De acordo com o Professor Canabarro, o modelo criado no IIF desempenha papel apenas no começo da pandemia, medindo o crescimento quando o número de infectados é desprezível. No entanto, mesmo sem estar modelando para o momento atual, ele alerta que a subnotificação de fato existe nos números conhecidos hoje.

Crescimento desigual

O Professor Dias explica que mesmo sem a subnotificação não é possível se basear apenas nos dados colhidos em outros países, o que é muito importante, mas é também preciso levar em consideração fatores geográficos, sociais e culturais de cada país para o desenvolvimento destes modelos. Dessa forma, podemos explicar melhor a ação desigual com que a pandemia se apresenta em cada Estado e no Distrito Federal, fator apontado pela nota técnica do começo do mês.

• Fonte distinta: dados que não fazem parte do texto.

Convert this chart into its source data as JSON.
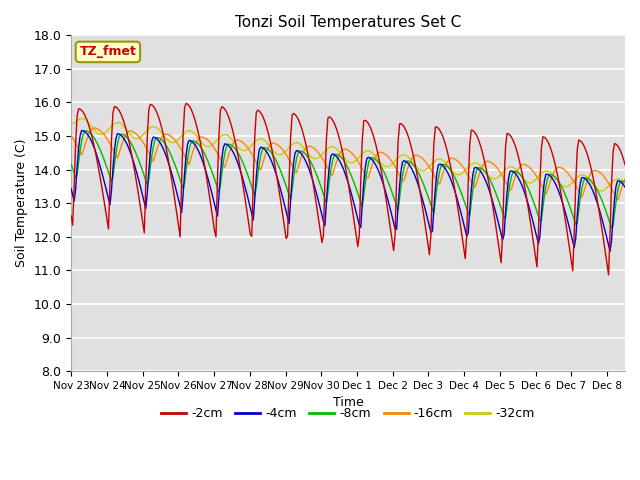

“Quando estávamos no RN com números por volta 300 óbitos, o Ceará estava com 800 ou 1000. E algumas pessoas diziam ‘olha parece que aqui não chegará nunca a 1000’. Já passamos muito disso e no Ceará a pandemia praticamente terminou. Vemos que existem tempos diferentes em dois estados vizinhos.”

Para o físico da UFRN, o Brasil está indo na contramão do que a maioria dos países está fazendo ao anunciar afrouxamentos de medidas restritivas em diversas cidades sem antes conseguir uma estabilização da queda no número de casos. Ele destaca o caso do RN: “No momento de consolidar os resultados obtidos resolvemos abrir, sendo que ainda temos mais de 1 milhão de pessoas no estado que não tiveram contato com a doença”, afirma sobre o potencial de novas contaminações que ainda podem acontecer no Rio Grande do Norte. O professor também lembra que o que acontecerá daqui para frente depende de uma vacina – que ainda demorará alguns meses para chegar e ser distribuída – ou do isolamento social, realizado em diferentes níveis. As máscaras devem desempenhar um papel fundamental também.

“Efeito Ricochete”

Ao desenvolver os seus modelos originais ao longo da pandemia, o professor Dias analisou a forma com que os decretos de isolamento social atuaram. Ele chegou à conclusão de que estes períodos surtiram sim efeitos na contenção da transmissibilidade, que variou pouco no RN. No entanto, por terem curta duração, os decretos causaram uma oscilação na curva de contaminados.

Artigo recentemente divulgado, desenvolvido por pesquisadores da UFRN com colaboradores de outras instituições, analisa a taxa de transmissibilidade (Rt). Os modelos destacam que um Rt que esteja acima de 1 demonstra um crescimento da pandemia, o que tem sido usado por diferentes governos para realizar medidas de abertura das cidades. O efeito ricochete, cujo nome é inspirado no efeito causado por uma pedra ao ser lançada sobre a superfície da água. O toque da pedra na água simboliza uma diminuição de casos causada por um decreto de isolamento, mas quando este toque acontece de forma curta a pedra continua a quicar sobre a superfície ao invés de afundar.

O trabalho – que tem como autores o César Rennó-Costa (IMD-UFRN), Leandro Almeida (DFTE-UFRN), Renan Cipriano Moioli (IMD-UFRN), além do próprio Dias e outros cientistas – também mostra como estes decretos do RN têm uma força muito maior na curva de contaminação da capital, enquanto no interior do estado as curvas de contaminação têm uma variação diferente. Esta falta de inobservância das medidas pode estar ligada a interiorização da doença e a uma nova fase da pandemia em todo Brasil.